Fave, i legumi speciali che proteggono il cervello

Grazie alla l-dopa, i semi della Vicia faba possono rivelarsi preziosi per preservare a lungo termine la salute del cervello

Semi della Vicia faba, le fave sono uno dei legumi più ricchi di benefici. Entrando nel vivo delle loro caratteristiche nutrizionali, possiamo trovare la presenza di vitamina C, antiossidante tra i più efficaci.

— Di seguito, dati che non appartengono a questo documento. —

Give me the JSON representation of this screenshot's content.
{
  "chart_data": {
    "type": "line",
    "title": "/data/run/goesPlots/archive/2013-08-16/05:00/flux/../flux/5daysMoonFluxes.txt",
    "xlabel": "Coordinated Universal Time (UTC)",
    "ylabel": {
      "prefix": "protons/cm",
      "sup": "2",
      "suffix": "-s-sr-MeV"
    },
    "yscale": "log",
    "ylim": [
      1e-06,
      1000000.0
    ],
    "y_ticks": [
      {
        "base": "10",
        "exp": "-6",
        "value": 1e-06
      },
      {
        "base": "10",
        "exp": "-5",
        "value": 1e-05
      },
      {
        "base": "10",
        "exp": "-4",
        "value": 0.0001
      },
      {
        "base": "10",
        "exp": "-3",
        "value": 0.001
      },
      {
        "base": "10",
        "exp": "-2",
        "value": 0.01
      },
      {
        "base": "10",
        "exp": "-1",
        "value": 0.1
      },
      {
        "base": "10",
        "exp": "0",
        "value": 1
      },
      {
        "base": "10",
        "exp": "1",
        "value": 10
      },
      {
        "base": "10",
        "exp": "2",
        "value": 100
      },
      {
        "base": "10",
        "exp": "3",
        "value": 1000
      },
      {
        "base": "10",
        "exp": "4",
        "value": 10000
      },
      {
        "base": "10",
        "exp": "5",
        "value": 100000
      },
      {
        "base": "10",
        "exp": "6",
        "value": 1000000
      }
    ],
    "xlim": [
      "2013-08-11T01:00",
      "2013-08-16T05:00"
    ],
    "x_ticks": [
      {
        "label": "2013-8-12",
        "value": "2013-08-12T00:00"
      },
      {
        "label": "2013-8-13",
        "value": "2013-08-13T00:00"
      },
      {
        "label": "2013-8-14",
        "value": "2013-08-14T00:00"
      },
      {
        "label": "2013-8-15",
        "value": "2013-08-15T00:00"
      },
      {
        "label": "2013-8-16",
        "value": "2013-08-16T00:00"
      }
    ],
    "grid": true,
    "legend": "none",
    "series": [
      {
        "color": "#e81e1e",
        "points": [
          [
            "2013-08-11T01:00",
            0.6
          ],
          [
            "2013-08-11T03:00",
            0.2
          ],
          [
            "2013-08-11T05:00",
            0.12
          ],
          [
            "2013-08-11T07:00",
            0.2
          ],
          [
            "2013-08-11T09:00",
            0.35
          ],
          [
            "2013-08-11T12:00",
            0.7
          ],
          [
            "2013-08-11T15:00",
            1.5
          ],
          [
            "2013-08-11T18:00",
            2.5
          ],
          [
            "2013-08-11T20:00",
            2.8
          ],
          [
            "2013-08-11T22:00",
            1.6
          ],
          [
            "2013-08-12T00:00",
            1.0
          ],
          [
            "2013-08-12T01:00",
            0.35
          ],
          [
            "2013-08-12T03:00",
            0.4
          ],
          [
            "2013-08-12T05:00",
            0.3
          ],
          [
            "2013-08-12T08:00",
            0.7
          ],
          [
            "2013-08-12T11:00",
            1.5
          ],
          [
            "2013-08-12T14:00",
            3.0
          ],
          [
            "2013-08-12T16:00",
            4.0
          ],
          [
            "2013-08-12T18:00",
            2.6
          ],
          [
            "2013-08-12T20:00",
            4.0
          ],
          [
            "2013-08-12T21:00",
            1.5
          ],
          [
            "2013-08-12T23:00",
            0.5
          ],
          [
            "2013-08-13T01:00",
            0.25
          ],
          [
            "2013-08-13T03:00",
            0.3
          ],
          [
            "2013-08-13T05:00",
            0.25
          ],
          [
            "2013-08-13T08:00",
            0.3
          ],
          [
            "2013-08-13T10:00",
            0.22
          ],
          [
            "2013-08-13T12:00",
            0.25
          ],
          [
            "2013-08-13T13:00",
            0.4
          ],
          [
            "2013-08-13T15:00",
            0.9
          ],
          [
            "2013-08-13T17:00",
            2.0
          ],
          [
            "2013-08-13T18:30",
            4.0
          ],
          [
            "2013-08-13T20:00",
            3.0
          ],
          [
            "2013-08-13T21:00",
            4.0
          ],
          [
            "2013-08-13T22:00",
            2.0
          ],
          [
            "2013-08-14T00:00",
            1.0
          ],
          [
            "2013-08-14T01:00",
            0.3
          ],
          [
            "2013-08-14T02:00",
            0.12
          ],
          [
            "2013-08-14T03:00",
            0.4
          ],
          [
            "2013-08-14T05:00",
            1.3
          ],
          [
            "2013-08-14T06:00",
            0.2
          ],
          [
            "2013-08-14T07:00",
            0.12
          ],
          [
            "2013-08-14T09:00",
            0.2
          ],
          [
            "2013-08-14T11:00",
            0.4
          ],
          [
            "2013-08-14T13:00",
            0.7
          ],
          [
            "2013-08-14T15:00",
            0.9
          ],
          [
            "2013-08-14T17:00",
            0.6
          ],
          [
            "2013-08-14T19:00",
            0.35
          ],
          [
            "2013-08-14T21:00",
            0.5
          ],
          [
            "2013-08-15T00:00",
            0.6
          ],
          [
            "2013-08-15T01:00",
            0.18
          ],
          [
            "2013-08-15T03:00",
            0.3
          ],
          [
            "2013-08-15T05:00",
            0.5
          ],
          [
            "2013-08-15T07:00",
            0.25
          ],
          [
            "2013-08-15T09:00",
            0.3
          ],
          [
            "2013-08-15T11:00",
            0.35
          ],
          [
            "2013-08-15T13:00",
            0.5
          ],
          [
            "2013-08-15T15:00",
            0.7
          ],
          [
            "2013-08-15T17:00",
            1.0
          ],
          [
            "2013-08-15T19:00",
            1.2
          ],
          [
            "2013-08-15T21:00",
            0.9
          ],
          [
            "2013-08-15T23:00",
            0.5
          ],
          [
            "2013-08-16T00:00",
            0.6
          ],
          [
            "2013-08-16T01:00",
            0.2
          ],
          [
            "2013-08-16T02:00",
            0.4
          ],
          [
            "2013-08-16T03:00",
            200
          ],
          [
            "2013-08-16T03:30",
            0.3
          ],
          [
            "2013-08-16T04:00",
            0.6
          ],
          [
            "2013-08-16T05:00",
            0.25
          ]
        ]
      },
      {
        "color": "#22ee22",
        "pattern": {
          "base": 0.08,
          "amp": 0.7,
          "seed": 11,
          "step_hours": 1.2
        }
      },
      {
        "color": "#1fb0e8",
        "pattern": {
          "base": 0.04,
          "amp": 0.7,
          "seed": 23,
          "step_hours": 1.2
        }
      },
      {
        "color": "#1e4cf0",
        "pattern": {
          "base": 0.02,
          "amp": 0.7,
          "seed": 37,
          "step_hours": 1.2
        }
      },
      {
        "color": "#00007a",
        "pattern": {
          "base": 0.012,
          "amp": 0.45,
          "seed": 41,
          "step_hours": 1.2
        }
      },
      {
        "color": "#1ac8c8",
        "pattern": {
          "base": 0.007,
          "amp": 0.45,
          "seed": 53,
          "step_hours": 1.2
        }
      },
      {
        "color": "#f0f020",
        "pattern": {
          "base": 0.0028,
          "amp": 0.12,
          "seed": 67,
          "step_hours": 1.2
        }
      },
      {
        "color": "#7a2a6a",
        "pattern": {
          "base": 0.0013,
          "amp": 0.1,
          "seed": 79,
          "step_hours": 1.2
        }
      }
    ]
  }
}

Da non dimenticare è anche il contenuto di vitamine del gruppo B – in particolare niacina, tiamina e riboflavina – la cui assunzione aiuta tantissimo a mantenere l’efficienza del metabolismo. Le fave sono un vero e proprio super food.

Quando le si nomina, si può parlare infatti anche della presenza di minerali cruciali per la salute. Quali di preciso? Il fosforo, decisivo per la trasformazione in energia del cibo che mangiamo, il calcio, prezioso per la salute delle ossa, e il ferro.

Disponibili in commercio da maggio a luglio, le fave, come evidenziato dagli esperti del gruppo Humanitas possono rivelarsi anche delle importantissime alleate del benessere del cervello. Il motivo di questo beneficio è legato alla presenza di l-dopa o levodopa, un amminoacido intermedio nella via biosintetica della dopamina.

Il suo ruolo è basilare e, come dimostrato da diverse evidenze scientifiche, è un punto di riferimento quando si tratta di prevenire malattie come il Parkinson, una delle patologie neurodegenerative più gravi e invalidanti.

Non c’è che dire: le fave sono davvero uno scrigno prezioso di benefici! Tra i motivi per cui fanno bene alla salute troviamo pure la presenza di fibre – 7 grammi ogni etto – nutrienti notoriamente fondamentali per mantenere l’efficienza intestinale e per contribuire, grazie al minor assorbimento di colesterolo alimentare e zuccheri, a migliorare la salute cardiovascolare e a prevenire il diabete.

Tornando un attimo alla presenza di antiossidanti, un doveroso cenno deve essere dedicato alla vitamina A, fondamentale per la bellezza della pelle e per l’efficienza della vista. Conoscere i benefici delle fave è importantissimo. Lo è altrettanto, però, documentarsi in merito alle loro controindicazioni.

Tra queste è possibile citare il favismo, problematica che riguarda circa il 3% della popolazione italiana. Inoltre, le fave sono sconsigliate a chi soffre di calcoli o a chi è predisposto. Ricche di isoflavoni, che secondo alcuni studi potrebbero rappresentare degli alleati della prevenzione del cancro al seno, le fave interferiscono con l’efficacia di alcuni farmaci. Per sicurezza, prima di iniziare ad assumerle è il caso di chiedere consiglio al proprio medico di fiducia.